Turkish Roasted Carrot Salad with Yogurt and Walnuts Recipe
Sweet roasted carrots, thick garlicky yogurt, and crunchy nuts come together in a surprisingly addictive salad. In Turkey, similar dishes often appear as meze – small plates meant for sharing at the table. At home, it works great as a side dish for dinner or a light supper with a slice of bread.
This salad combines simple ingredients into a dish with layered textures and flavors: sweet caramelized carrots, tangy garlicky yogurt, and crunchy toasted nuts. Inspired by Turkish meze, it works both as a side and as a light main, and is easy to adapt with different spices and nuts.
Chef's tips
Use thick, full-fat yogurt so the sauce stays creamy and doesn’t turn watery when mixed with the warm carrots. Don’t skip toasting the nuts – it deepens their flavor and makes the salad much more aromatic. You can also roast the carrots a bit longer for more caramelization if you prefer a deeper, sweeter taste.
How to serve
Serve on a large platter as part of a meze-style spread with hummus, baba ghanoush, olives, and flatbread. As a side dish, it pairs well with grilled chicken, lamb, or baked fish. For a light meal, serve with warm pita or crusty sourdough bread and a simple green salad.
Ingredients
- carrot - 500 g
- olive oil - 2 tablespoons
- yogurt - 250 g
- garlic - 1 clove
- lemon - 0.5 pieces
- walnuts - 30 g
- dill - 2 tablespoons
- salt - 0.75 teaspoons
- black pepper - 0.25 teaspoons
Preparation
- Preheat the oven to 200°C (top and bottom heat).
- Peel the carrots and cut them into thick sticks or diagonal slices about 1 cm thick so they roast evenly.
- Transfer the carrots to a baking tray lined with baking paper, drizzle with olive oil, sprinkle with half of the salt, and mix thoroughly with your hands so every piece is coated in oil.
- Roast for 25–30 minutes, stirring once halfway through, until the carrots soften and are lightly browned on the edges.

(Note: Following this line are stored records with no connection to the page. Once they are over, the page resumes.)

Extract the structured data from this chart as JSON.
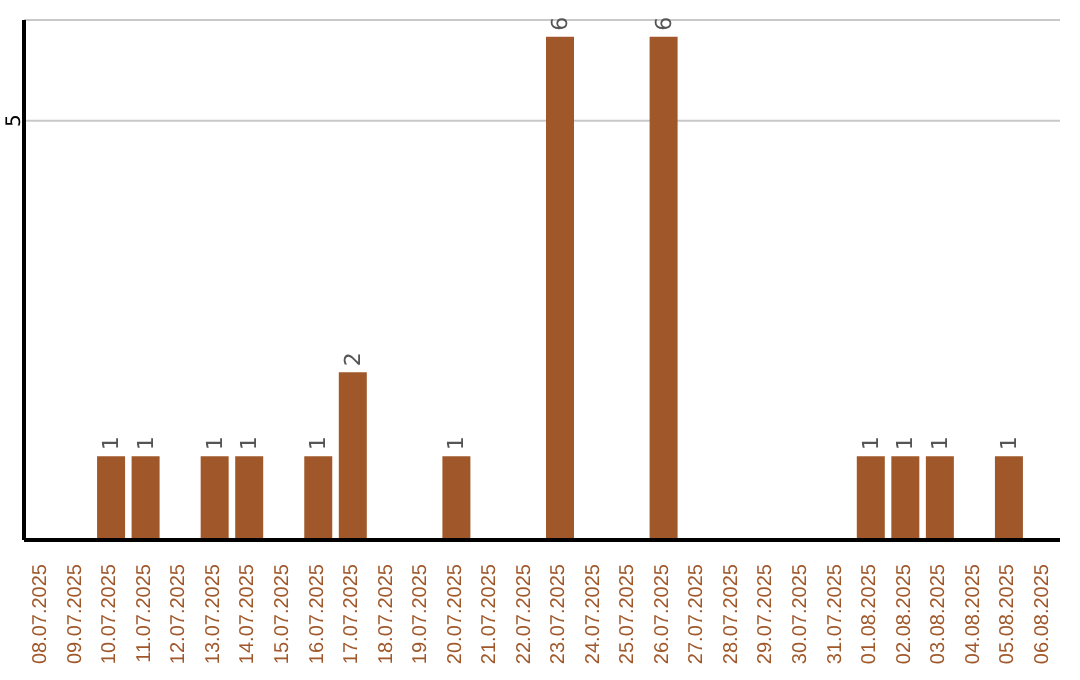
{
  "chart_data": {
    "type": "bar",
    "categories": [
      "08.07.2025",
      "09.07.2025",
      "10.07.2025",
      "11.07.2025",
      "12.07.2025",
      "13.07.2025",
      "14.07.2025",
      "15.07.2025",
      "16.07.2025",
      "17.07.2025",
      "18.07.2025",
      "19.07.2025",
      "20.07.2025",
      "21.07.2025",
      "22.07.2025",
      "23.07.2025",
      "24.07.2025",
      "25.07.2025",
      "26.07.2025",
      "27.07.2025",
      "28.07.2025",
      "29.07.2025",
      "30.07.2025",
      "31.07.2025",
      "01.08.2025",
      "02.08.2025",
      "03.08.2025",
      "04.08.2025",
      "05.08.2025",
      "06.08.2025"
    ],
    "values": [
      0,
      0,
      1,
      1,
      0,
      1,
      1,
      0,
      1,
      2,
      0,
      0,
      1,
      0,
      0,
      6,
      0,
      0,
      6,
      0,
      0,
      0,
      0,
      0,
      1,
      1,
      1,
      0,
      1,
      0
    ],
    "value_labels": [
      null,
      null,
      "1",
      "1",
      null,
      "1",
      "1",
      null,
      "1",
      "2",
      null,
      null,
      "1",
      null,
      null,
      "6",
      null,
      null,
      "6",
      null,
      null,
      null,
      null,
      null,
      "1",
      "1",
      "1",
      null,
      "1",
      null
    ],
    "color": "#a0582a",
    "ylim": [
      0,
      6.2
    ],
    "yticks": [
      5
    ],
    "grid": "y",
    "legend": false
  }
}
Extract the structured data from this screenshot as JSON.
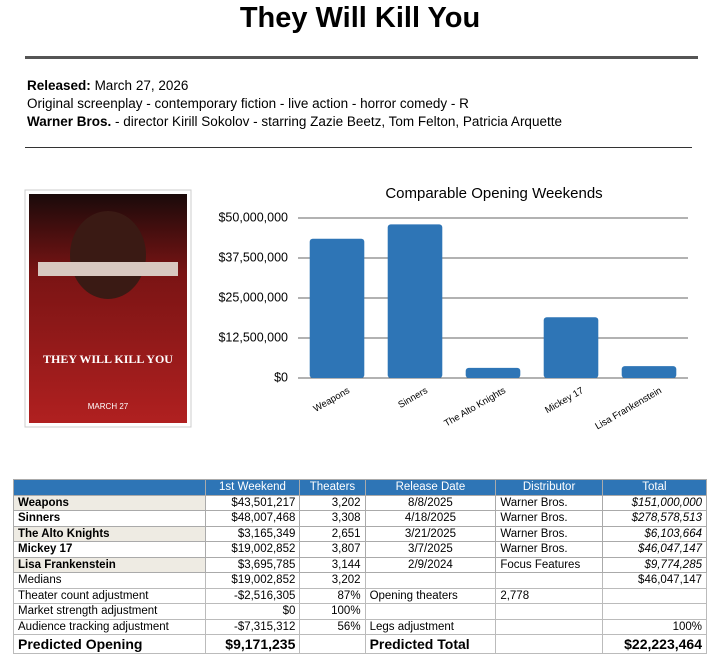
{
  "header": {
    "title": "They Will Kill You"
  },
  "info": {
    "released_label": "Released:",
    "released": "March 27, 2026",
    "genre": "Original screenplay - contemporary fiction - live action - horror comedy - R",
    "studio": "Warner Bros.",
    "credits": "- director Kirill Sokolov - starring Zazie Beetz, Tom Felton, Patricia Arquette"
  },
  "poster": {
    "title": "THEY WILL KILL YOU",
    "date": "MARCH 27"
  },
  "chart_data": {
    "type": "bar",
    "title": "Comparable Opening Weekends",
    "categories": [
      "Weapons",
      "Sinners",
      "The Alto Knights",
      "Mickey 17",
      "Lisa Frankenstein"
    ],
    "values": [
      43501217,
      48007468,
      3165349,
      19002852,
      3695785
    ],
    "color": "#2e75b6",
    "ylim": [
      0,
      50000000
    ],
    "yticks": [
      {
        "value": 0,
        "label": "$0"
      },
      {
        "value": 12500000,
        "label": "$12,500,000"
      },
      {
        "value": 25000000,
        "label": "$25,000,000"
      },
      {
        "value": 37500000,
        "label": "$37,500,000"
      },
      {
        "value": 50000000,
        "label": "$50,000,000"
      }
    ],
    "grid": true
  },
  "table": {
    "header": [
      null,
      "1st Weekend",
      "Theaters",
      "Release Date",
      "Distributor",
      "Total"
    ],
    "rows": [
      [
        "Weapons",
        "$43,501,217",
        "3,202",
        "8/8/2025",
        "Warner Bros.",
        "$151,000,000"
      ],
      [
        "Sinners",
        "$48,007,468",
        "3,308",
        "4/18/2025",
        "Warner Bros.",
        "$278,578,513"
      ],
      [
        "The Alto Knights",
        "$3,165,349",
        "2,651",
        "3/21/2025",
        "Warner Bros.",
        "$6,103,664"
      ],
      [
        "Mickey 17",
        "$19,002,852",
        "3,807",
        "3/7/2025",
        "Warner Bros.",
        "$46,047,147"
      ],
      [
        "Lisa Frankenstein",
        "$3,695,785",
        "3,144",
        "2/9/2024",
        "Focus Features",
        "$9,774,285"
      ]
    ],
    "summary": [
      [
        "Medians",
        "$19,002,852",
        "3,202",
        null,
        null,
        "$46,047,147"
      ],
      [
        "Theater count adjustment",
        "-$2,516,305",
        "87%",
        "Opening theaters",
        "2,778",
        null
      ],
      [
        "Market strength adjustment",
        "$0",
        "100%",
        null,
        null,
        null
      ],
      [
        "Audience tracking adjustment",
        "-$7,315,312",
        "56%",
        "Legs adjustment",
        null,
        "100%"
      ],
      [
        "Predicted Opening",
        "$9,171,235",
        null,
        "Predicted Total",
        null,
        "$22,223,464"
      ]
    ]
  }
}
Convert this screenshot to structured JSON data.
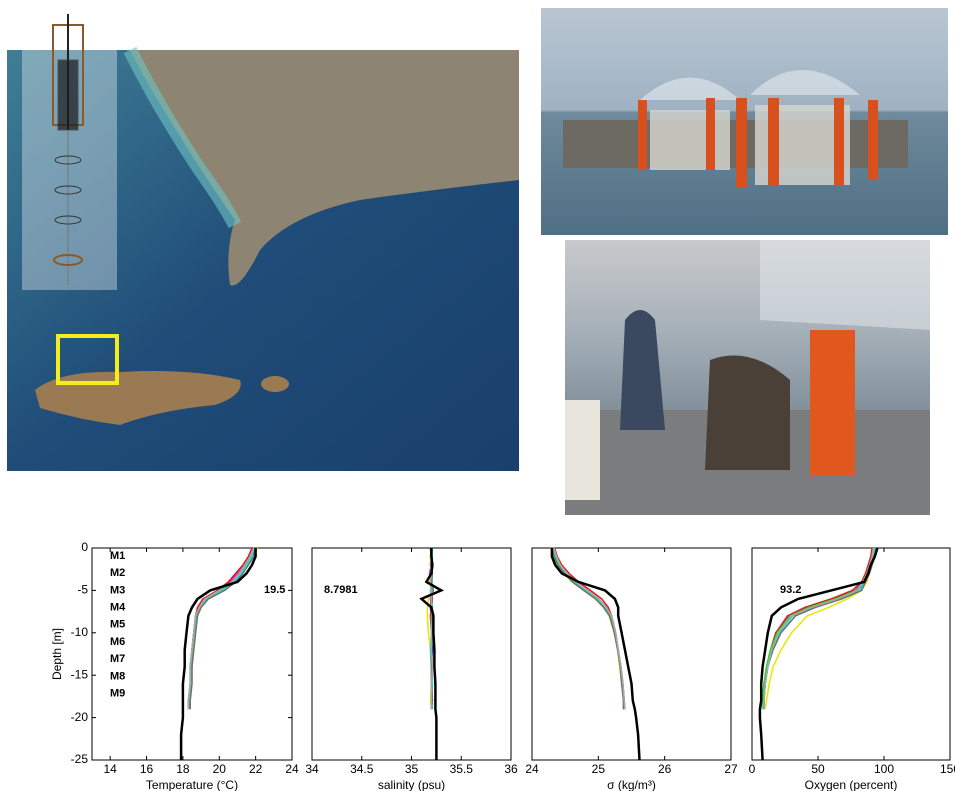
{
  "chart_data": [
    {
      "type": "line",
      "xlabel": "Temperature (°C)",
      "ylabel": "Depth [m]",
      "annotation": "19.5",
      "legend": true,
      "xlim": [
        13,
        24
      ],
      "xticks": [
        14,
        16,
        18,
        20,
        22,
        24
      ],
      "ylim": [
        -25,
        0
      ],
      "yticks": [
        0,
        -5,
        -10,
        -15,
        -20,
        -25
      ],
      "y": [
        0,
        -1,
        -2,
        -3,
        -4,
        -5,
        -6,
        -7,
        -8,
        -10,
        -12,
        -14,
        -16,
        -18,
        -19,
        -20,
        -22,
        -25
      ],
      "series": [
        {
          "name": "M1",
          "color": "#e21ee2",
          "x": [
            21.9,
            21.7,
            21.4,
            21.0,
            20.6,
            20.0,
            19.2,
            18.9,
            18.7,
            18.6,
            18.5,
            18.5,
            18.4,
            18.4,
            18.4,
            null,
            null,
            null
          ]
        },
        {
          "name": "M2",
          "color": "#1414e6",
          "x": [
            22.0,
            21.8,
            21.5,
            21.1,
            20.7,
            20.1,
            19.3,
            18.9,
            18.7,
            18.6,
            18.5,
            18.4,
            18.4,
            18.3,
            18.3,
            null,
            null,
            null
          ]
        },
        {
          "name": "M3",
          "color": "#e61414",
          "x": [
            21.8,
            21.6,
            21.3,
            20.9,
            20.5,
            19.9,
            19.1,
            18.8,
            18.7,
            18.6,
            18.5,
            18.5,
            18.4,
            18.4,
            18.4,
            null,
            null,
            null
          ]
        },
        {
          "name": "M4",
          "color": "#e6e600",
          "x": [
            22.1,
            21.9,
            21.6,
            21.2,
            20.8,
            20.2,
            19.4,
            19.0,
            18.8,
            18.7,
            18.6,
            18.5,
            18.5,
            18.4,
            18.4,
            null,
            null,
            null
          ]
        },
        {
          "name": "M5",
          "color": "#14e614",
          "x": [
            22.0,
            21.7,
            21.4,
            21.1,
            20.7,
            20.1,
            19.3,
            18.9,
            18.7,
            18.6,
            18.5,
            18.4,
            18.4,
            18.4,
            18.3,
            null,
            null,
            null
          ]
        },
        {
          "name": "M6",
          "color": "#14e6e6",
          "x": [
            21.9,
            21.8,
            21.5,
            21.2,
            20.8,
            20.2,
            19.3,
            18.9,
            18.8,
            18.6,
            18.5,
            18.5,
            18.4,
            18.4,
            18.4,
            null,
            null,
            null
          ]
        },
        {
          "name": "M7",
          "color": "#707070",
          "x": [
            22.0,
            21.9,
            21.6,
            21.3,
            20.9,
            20.3,
            19.4,
            19.0,
            18.8,
            18.7,
            18.6,
            18.5,
            18.5,
            18.4,
            18.4,
            null,
            null,
            null
          ]
        },
        {
          "name": "M8",
          "color": "#a8a8a8",
          "x": [
            21.9,
            21.7,
            21.4,
            21.1,
            20.7,
            20.0,
            19.2,
            18.9,
            18.7,
            18.6,
            18.5,
            18.4,
            18.4,
            18.3,
            18.3,
            null,
            null,
            null
          ]
        },
        {
          "name": "M9",
          "color": "#000000",
          "x": [
            22.0,
            22.0,
            21.8,
            21.5,
            21.0,
            19.5,
            18.8,
            18.5,
            18.3,
            18.2,
            18.1,
            18.1,
            18.0,
            18.0,
            18.0,
            18.0,
            17.9,
            17.9
          ]
        }
      ]
    },
    {
      "type": "line",
      "xlabel": "salinity (psu)",
      "annotation": "8.7981",
      "xlim": [
        34,
        36
      ],
      "xticks": [
        34,
        34.5,
        35,
        35.5,
        36
      ],
      "ylim": [
        -25,
        0
      ],
      "y": [
        0,
        -1,
        -2,
        -3,
        -4,
        -5,
        -6,
        -7,
        -8,
        -10,
        -12,
        -14,
        -16,
        -18,
        -19,
        -20,
        -22,
        -25
      ],
      "series": [
        {
          "color": "#e21ee2",
          "x": [
            35.2,
            35.19,
            35.2,
            35.18,
            35.2,
            35.22,
            35.19,
            35.2,
            35.2,
            35.21,
            35.2,
            35.21,
            35.2,
            35.2,
            35.2,
            null,
            null,
            null
          ]
        },
        {
          "color": "#1414e6",
          "x": [
            35.19,
            35.2,
            35.21,
            35.2,
            35.19,
            35.21,
            35.2,
            35.19,
            35.2,
            35.2,
            35.21,
            35.2,
            35.2,
            35.21,
            35.2,
            null,
            null,
            null
          ]
        },
        {
          "color": "#e61414",
          "x": [
            35.2,
            35.2,
            35.19,
            35.21,
            35.2,
            35.2,
            35.21,
            35.2,
            35.19,
            35.2,
            35.2,
            35.2,
            35.21,
            35.2,
            35.2,
            null,
            null,
            null
          ]
        },
        {
          "color": "#e6e600",
          "x": [
            35.2,
            35.19,
            35.2,
            35.2,
            35.18,
            35.2,
            35.17,
            35.16,
            35.16,
            35.17,
            35.19,
            35.2,
            35.2,
            35.19,
            35.2,
            null,
            null,
            null
          ]
        },
        {
          "color": "#14e614",
          "x": [
            35.21,
            35.2,
            35.2,
            35.19,
            35.2,
            35.21,
            35.2,
            35.2,
            35.21,
            35.2,
            35.2,
            35.2,
            35.2,
            35.2,
            35.21,
            null,
            null,
            null
          ]
        },
        {
          "color": "#14e6e6",
          "x": [
            35.2,
            35.21,
            35.2,
            35.2,
            35.21,
            35.19,
            35.2,
            35.21,
            35.2,
            35.2,
            35.19,
            35.2,
            35.21,
            35.2,
            35.2,
            null,
            null,
            null
          ]
        },
        {
          "color": "#707070",
          "x": [
            35.19,
            35.2,
            35.2,
            35.21,
            35.2,
            35.2,
            35.21,
            35.2,
            35.2,
            35.21,
            35.2,
            35.2,
            35.2,
            35.21,
            35.2,
            null,
            null,
            null
          ]
        },
        {
          "color": "#a8a8a8",
          "x": [
            35.2,
            35.2,
            35.21,
            35.2,
            35.19,
            35.2,
            35.2,
            35.2,
            35.21,
            35.2,
            35.2,
            35.21,
            35.2,
            35.2,
            35.2,
            null,
            null,
            null
          ]
        },
        {
          "color": "#000000",
          "x": [
            35.2,
            35.2,
            35.21,
            35.2,
            35.15,
            35.3,
            35.1,
            35.2,
            35.22,
            35.22,
            35.23,
            35.23,
            35.24,
            35.24,
            35.24,
            35.25,
            35.25,
            35.25
          ]
        }
      ]
    },
    {
      "type": "line",
      "xlabel": "σ (kg/m³)",
      "xlim": [
        24,
        27
      ],
      "xticks": [
        24,
        25,
        26,
        27
      ],
      "ylim": [
        -25,
        0
      ],
      "y": [
        0,
        -1,
        -2,
        -3,
        -4,
        -5,
        -6,
        -7,
        -8,
        -10,
        -12,
        -14,
        -16,
        -18,
        -19,
        -20,
        -22,
        -25
      ],
      "series": [
        {
          "color": "#e21ee2",
          "x": [
            24.32,
            24.36,
            24.42,
            24.52,
            24.64,
            24.82,
            25.0,
            25.12,
            25.2,
            25.26,
            25.3,
            25.33,
            25.36,
            25.38,
            25.38,
            null,
            null,
            null
          ]
        },
        {
          "color": "#1414e6",
          "x": [
            24.3,
            24.34,
            24.4,
            24.5,
            24.62,
            24.8,
            24.98,
            25.1,
            25.19,
            25.25,
            25.3,
            25.34,
            25.37,
            25.39,
            25.4,
            null,
            null,
            null
          ]
        },
        {
          "color": "#e61414",
          "x": [
            24.34,
            24.38,
            24.45,
            24.56,
            24.7,
            24.88,
            25.05,
            25.15,
            25.2,
            25.26,
            25.3,
            25.33,
            25.36,
            25.38,
            25.38,
            null,
            null,
            null
          ]
        },
        {
          "color": "#e6e600",
          "x": [
            24.28,
            24.32,
            24.38,
            24.48,
            24.6,
            24.78,
            24.95,
            25.08,
            25.16,
            25.24,
            25.29,
            25.32,
            25.35,
            25.38,
            25.38,
            null,
            null,
            null
          ]
        },
        {
          "color": "#14e614",
          "x": [
            24.31,
            24.35,
            24.41,
            24.51,
            24.63,
            24.81,
            24.99,
            25.11,
            25.19,
            25.25,
            25.3,
            25.34,
            25.36,
            25.38,
            25.39,
            null,
            null,
            null
          ]
        },
        {
          "color": "#14e6e6",
          "x": [
            24.32,
            24.36,
            24.42,
            24.52,
            24.64,
            24.8,
            24.98,
            25.1,
            25.18,
            25.25,
            25.3,
            25.33,
            25.36,
            25.38,
            25.38,
            null,
            null,
            null
          ]
        },
        {
          "color": "#707070",
          "x": [
            24.3,
            24.33,
            24.39,
            24.49,
            24.61,
            24.78,
            24.96,
            25.08,
            25.17,
            25.24,
            25.29,
            25.33,
            25.35,
            25.38,
            25.38,
            null,
            null,
            null
          ]
        },
        {
          "color": "#a8a8a8",
          "x": [
            24.33,
            24.37,
            24.43,
            24.53,
            24.66,
            24.84,
            25.01,
            25.12,
            25.2,
            25.26,
            25.3,
            25.34,
            25.37,
            25.39,
            25.4,
            null,
            null,
            null
          ]
        },
        {
          "color": "#000000",
          "x": [
            24.3,
            24.3,
            24.35,
            24.45,
            24.7,
            25.1,
            25.25,
            25.3,
            25.3,
            25.35,
            25.4,
            25.45,
            25.5,
            25.52,
            25.55,
            25.57,
            25.6,
            25.62
          ]
        }
      ]
    },
    {
      "type": "line",
      "xlabel": "Oxygen (percent)",
      "annotation": "93.2",
      "xlim": [
        0,
        150
      ],
      "xticks": [
        0,
        50,
        100,
        150
      ],
      "ylim": [
        -25,
        0
      ],
      "y": [
        0,
        -1,
        -2,
        -3,
        -4,
        -5,
        -6,
        -7,
        -8,
        -10,
        -12,
        -14,
        -16,
        -18,
        -19,
        -20,
        -22,
        -25
      ],
      "series": [
        {
          "color": "#e21ee2",
          "x": [
            92,
            91,
            89,
            87,
            84,
            78,
            62,
            42,
            28,
            18,
            14,
            11,
            9,
            8,
            8,
            null,
            null,
            null
          ]
        },
        {
          "color": "#1414e6",
          "x": [
            93,
            92,
            90,
            88,
            85,
            80,
            64,
            44,
            30,
            20,
            15,
            12,
            10,
            9,
            9,
            null,
            null,
            null
          ]
        },
        {
          "color": "#e61414",
          "x": [
            91,
            90,
            88,
            86,
            83,
            76,
            60,
            40,
            27,
            18,
            14,
            12,
            10,
            9,
            9,
            null,
            null,
            null
          ]
        },
        {
          "color": "#e6e600",
          "x": [
            94,
            93,
            91,
            89,
            87,
            83,
            72,
            58,
            42,
            30,
            22,
            16,
            13,
            11,
            10,
            null,
            null,
            null
          ]
        },
        {
          "color": "#14e614",
          "x": [
            92,
            91,
            89,
            87,
            84,
            79,
            63,
            43,
            29,
            19,
            14,
            11,
            9,
            8,
            8,
            null,
            null,
            null
          ]
        },
        {
          "color": "#14e6e6",
          "x": [
            93,
            92,
            90,
            88,
            85,
            82,
            66,
            46,
            31,
            21,
            15,
            12,
            10,
            9,
            8,
            null,
            null,
            null
          ]
        },
        {
          "color": "#707070",
          "x": [
            94,
            93,
            91,
            89,
            86,
            83,
            68,
            48,
            33,
            22,
            16,
            12,
            10,
            9,
            9,
            null,
            null,
            null
          ]
        },
        {
          "color": "#a8a8a8",
          "x": [
            92,
            91,
            89,
            87,
            84,
            80,
            65,
            45,
            30,
            20,
            15,
            12,
            10,
            9,
            9,
            null,
            null,
            null
          ]
        },
        {
          "color": "#000000",
          "x": [
            95,
            93,
            90,
            88,
            85,
            60,
            35,
            22,
            15,
            12,
            10,
            8,
            7,
            7,
            6,
            6,
            7,
            8
          ]
        }
      ]
    }
  ]
}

- Meanwhile, prepare the sauce: put the yogurt into a bowl, add the garlic pressed through a garlic press, the juice from half a lemon, the remaining salt, and the pepper. Mix and taste, adjusting the seasoning if needed.
- Roughly chop the walnuts and toast them in a dry pan for 2–3 minutes, until fragrant. Set aside to cool.
- Finely chop the dill.
- Let the roasted carrots cool slightly (they can still be warm), then mix them with half of the yogurt sauce and half of the dill.
- Transfer the salad to a plate or bowl, drizzle with the remaining sauce, and sprinkle with the walnuts and the rest of the dill. Serve slightly warm or at room temperature.
Storage
Sałatka po nocy w lodówce będzie bardziej miękka, ale nadal smaczna. Przechowuj w szczelnym pojemniku, przed podaniem zamieszaj i ewentualnie posyp świeżym koperkiem.